A: So if someone out there feels like they have gotten the wrong diagnosis, I would ask them or tell them to reflect on why and then write that down and present it to their doctor. Do you think you got the wrong diagnosis because the treatments aren't working? Do you think you got the wrong diagnosis because your symptoms don't match what you found online? Create a list of reasons why you feel that way and then present that to your doctor.
If they aren't listening to you, it's probably time to get another doctor. And if you're having trouble finding a doctor, the National Psoriasis Foundation has a patient navigation center that can connect people with dermatologists specifically who treat psoriasis.

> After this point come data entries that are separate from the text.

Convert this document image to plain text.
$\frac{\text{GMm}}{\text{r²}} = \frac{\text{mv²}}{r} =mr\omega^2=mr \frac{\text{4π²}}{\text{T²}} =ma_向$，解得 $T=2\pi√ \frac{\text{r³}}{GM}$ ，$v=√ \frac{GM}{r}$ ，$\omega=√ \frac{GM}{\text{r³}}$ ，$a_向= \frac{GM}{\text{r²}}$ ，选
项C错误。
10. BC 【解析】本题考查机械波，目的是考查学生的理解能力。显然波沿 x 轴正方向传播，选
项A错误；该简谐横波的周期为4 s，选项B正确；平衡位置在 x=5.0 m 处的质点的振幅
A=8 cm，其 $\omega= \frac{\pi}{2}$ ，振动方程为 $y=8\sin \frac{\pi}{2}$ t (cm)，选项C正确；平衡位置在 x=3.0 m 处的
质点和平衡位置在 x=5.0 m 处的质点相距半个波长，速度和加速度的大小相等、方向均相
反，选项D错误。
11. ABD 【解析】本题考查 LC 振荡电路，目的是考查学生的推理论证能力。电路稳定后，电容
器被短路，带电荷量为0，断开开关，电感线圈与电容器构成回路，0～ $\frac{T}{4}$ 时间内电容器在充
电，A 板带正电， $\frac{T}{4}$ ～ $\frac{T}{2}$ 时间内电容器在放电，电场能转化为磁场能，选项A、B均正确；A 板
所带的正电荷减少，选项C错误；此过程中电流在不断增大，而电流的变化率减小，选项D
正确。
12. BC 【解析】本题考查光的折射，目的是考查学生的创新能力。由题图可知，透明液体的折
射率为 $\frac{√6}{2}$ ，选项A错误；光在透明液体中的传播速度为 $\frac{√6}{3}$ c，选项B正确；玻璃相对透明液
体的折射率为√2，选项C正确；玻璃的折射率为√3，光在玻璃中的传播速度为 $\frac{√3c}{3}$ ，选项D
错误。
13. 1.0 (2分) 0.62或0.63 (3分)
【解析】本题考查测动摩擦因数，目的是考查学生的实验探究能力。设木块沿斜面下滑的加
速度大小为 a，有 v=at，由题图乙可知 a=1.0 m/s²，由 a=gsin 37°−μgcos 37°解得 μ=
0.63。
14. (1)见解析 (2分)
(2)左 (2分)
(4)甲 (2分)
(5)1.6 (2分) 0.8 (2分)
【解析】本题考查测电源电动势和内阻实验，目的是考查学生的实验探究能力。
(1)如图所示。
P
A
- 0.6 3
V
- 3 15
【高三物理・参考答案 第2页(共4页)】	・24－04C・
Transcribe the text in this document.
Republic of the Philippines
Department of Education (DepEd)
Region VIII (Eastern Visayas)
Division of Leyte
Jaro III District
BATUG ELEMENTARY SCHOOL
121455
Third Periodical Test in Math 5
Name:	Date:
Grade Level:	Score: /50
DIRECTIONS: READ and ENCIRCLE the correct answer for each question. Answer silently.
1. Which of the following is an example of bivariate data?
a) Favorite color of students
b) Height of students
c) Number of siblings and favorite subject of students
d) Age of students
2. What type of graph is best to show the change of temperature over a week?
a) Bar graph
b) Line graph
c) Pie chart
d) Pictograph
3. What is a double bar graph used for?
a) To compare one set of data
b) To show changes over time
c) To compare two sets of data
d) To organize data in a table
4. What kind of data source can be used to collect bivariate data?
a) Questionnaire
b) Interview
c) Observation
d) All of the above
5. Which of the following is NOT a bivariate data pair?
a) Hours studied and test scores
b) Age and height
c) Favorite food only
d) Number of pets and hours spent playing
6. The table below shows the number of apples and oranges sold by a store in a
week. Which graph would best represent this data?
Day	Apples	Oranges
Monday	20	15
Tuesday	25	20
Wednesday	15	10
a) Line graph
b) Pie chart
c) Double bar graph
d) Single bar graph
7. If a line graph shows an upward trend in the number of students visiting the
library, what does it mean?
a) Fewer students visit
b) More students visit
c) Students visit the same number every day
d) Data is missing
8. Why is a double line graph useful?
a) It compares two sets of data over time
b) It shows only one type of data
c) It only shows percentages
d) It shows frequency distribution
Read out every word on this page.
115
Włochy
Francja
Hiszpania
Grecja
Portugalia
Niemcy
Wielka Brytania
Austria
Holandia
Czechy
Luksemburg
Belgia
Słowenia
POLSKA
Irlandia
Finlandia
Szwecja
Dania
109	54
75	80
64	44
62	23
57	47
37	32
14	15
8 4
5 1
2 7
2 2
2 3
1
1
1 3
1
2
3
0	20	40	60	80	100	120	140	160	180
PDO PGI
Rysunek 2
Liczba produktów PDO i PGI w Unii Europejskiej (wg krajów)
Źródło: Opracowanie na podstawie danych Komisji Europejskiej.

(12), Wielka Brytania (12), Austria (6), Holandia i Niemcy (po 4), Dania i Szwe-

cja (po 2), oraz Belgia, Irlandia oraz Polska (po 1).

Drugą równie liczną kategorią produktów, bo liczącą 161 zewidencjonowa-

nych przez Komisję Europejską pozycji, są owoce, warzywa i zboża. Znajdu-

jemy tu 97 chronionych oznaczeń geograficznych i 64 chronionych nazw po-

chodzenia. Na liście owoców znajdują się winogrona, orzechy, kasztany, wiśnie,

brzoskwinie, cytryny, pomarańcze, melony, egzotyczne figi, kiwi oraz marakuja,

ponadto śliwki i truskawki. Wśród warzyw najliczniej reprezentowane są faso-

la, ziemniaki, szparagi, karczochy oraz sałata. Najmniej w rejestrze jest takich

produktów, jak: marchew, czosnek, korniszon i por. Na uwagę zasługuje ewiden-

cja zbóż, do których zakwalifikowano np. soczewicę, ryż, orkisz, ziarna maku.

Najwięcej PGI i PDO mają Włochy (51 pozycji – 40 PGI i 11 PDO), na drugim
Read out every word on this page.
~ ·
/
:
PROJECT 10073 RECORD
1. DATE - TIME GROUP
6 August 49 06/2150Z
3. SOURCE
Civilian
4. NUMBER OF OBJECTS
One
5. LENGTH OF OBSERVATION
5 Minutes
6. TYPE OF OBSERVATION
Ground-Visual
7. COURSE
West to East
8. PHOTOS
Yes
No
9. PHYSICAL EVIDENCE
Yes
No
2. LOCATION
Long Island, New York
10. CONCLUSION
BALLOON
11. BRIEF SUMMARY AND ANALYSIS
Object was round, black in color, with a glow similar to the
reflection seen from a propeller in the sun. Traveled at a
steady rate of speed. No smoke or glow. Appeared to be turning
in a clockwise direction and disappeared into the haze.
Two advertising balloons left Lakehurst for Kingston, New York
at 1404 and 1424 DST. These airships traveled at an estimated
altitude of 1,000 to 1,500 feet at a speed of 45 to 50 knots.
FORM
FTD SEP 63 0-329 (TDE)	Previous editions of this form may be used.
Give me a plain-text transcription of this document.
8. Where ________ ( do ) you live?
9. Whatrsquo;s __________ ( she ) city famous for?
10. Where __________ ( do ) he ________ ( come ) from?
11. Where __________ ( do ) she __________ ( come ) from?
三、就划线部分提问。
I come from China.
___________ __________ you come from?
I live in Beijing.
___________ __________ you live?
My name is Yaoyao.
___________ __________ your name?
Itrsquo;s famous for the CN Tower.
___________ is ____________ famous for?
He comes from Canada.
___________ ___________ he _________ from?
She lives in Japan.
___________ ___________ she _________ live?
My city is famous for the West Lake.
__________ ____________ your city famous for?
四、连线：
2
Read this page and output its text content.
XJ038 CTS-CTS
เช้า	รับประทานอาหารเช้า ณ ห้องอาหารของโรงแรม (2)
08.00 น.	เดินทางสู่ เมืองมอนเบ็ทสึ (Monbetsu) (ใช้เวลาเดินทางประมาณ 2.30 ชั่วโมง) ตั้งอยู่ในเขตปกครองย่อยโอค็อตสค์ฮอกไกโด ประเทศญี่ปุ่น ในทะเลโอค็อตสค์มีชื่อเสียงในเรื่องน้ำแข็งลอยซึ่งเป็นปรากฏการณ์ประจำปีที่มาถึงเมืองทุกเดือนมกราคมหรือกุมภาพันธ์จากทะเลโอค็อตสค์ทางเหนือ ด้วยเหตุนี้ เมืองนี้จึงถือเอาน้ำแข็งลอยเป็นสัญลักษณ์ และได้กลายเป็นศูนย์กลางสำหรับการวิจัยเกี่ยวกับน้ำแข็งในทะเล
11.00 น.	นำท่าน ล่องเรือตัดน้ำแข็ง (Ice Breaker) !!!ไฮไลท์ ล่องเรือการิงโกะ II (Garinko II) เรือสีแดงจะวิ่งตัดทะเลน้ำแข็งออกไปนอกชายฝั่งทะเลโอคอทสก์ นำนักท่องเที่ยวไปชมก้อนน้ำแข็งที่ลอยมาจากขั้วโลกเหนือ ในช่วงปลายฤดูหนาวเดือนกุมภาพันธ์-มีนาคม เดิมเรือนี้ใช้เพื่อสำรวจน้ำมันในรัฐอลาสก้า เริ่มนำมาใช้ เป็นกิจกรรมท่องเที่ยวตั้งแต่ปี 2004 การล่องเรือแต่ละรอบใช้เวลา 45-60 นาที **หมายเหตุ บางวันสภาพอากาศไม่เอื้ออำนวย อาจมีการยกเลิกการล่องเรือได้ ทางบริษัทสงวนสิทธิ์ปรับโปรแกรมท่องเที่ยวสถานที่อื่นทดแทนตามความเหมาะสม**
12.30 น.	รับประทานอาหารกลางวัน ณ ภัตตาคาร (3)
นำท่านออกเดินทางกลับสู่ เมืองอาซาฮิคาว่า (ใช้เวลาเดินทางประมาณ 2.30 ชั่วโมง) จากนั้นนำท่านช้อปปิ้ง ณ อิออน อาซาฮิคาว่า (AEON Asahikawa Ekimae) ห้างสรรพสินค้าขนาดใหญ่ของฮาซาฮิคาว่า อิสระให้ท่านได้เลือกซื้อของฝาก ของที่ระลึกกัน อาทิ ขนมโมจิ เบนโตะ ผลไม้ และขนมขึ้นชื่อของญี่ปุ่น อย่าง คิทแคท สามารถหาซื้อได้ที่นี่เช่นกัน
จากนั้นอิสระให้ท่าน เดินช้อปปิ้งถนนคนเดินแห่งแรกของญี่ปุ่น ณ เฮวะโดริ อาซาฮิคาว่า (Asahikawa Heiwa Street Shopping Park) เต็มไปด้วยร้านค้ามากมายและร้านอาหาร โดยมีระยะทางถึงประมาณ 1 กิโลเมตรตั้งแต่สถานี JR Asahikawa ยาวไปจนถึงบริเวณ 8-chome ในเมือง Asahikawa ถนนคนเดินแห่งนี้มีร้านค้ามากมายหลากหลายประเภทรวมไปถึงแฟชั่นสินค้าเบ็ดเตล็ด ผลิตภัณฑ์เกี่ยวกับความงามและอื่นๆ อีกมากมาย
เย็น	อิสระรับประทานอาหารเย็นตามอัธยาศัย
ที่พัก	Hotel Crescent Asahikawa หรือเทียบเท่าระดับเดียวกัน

Q: So you did mention in your family, your cousin, his psoriasis was worse when he was younger than as he got older. Do you maybe know why that is or maybe guess why that is?
A: Everyone's body is different. Everybody's immune system is triggered differently. It could have been environmental factors for him. It could be a difference in diet. That's what makes psoriasis so tricky because there's no test to pinpoint what exactly is causing your psoriasis. It's almost like a trial-and-error thing where you just have to try stuff and see what happens. So that's what's so frustrating with this disease.
Q: Is there anything else you feel you wanted to talk about that I didn't ask a question about, or just anything else you would like to add?
A: The mental health component of having this disease. For me, that was almost as much of a struggle as the physical components of having psoriasis. You know, it impacts your quality of life; it impacts your willingness to do certain activities to be around certain people because you're always afraid of being judged due to the stigma that comes with having visible conditions such as being contagious or people's views on beauty and what that means for the skin. It can be very isolating and impact your self-esteem and self-love. Sometimes when people are not educated about psoriasis, they say, oh, it's just a cosmetic issue, but it is not a cosmetic issue. It's an immune disease that affects the skin, and under those circumstances, your mental health is impacted because of the hormones and all that's released due to it being an autoimmune disease. So I want to reiterate that this is more than skin deep; it really impacts your entire life.
I also want to recap that two new solutions are available from Determi-Nation, a health movement led by diverse patients, healthcare providers (HCPs) and advocates, and Janssen Immunology to address the gaps in care that Black, Hispanic, Asian and other people of color with plaque psoriasis (PsO) and psoriatic arthritis (PsA) face.
- A new resource, Beyond the Textbook: Psoriatic Disease in People of Color, can help HCPs understand how psoriatic disease presents in people of color and how to navigate patient conversations in a culturally inclusive way
- A new patient navigation program in partnership with SUNY Downstate Health Sciences University focuses on care coordination. Navigators are responsible for checking in with patients following missed appointments, reminding them to pick up prescription medications, and providing educational materials, such as information in multiple languages.
These gaps can seriously affect health outcomes, mental health, and overall quality of life.
- Only one-third of patients living with both PsO and PsA are co-managed by a rheumatologist and a dermatologist.
- People of color experience poorer quality care coordination than white patients. A study found that those who identified as Black, Hispanic or Asian/Pacific Islander experienced greater difficulty getting timely follow-up on test results and received less help in care management.
- Medical education around culturally inclusive care is limited – of rheumatology fellowships surveyed, 30% provided no training in cultural competency or health literacy, and in dermatology, 75% of residency programs provided no lectures on the skin of color.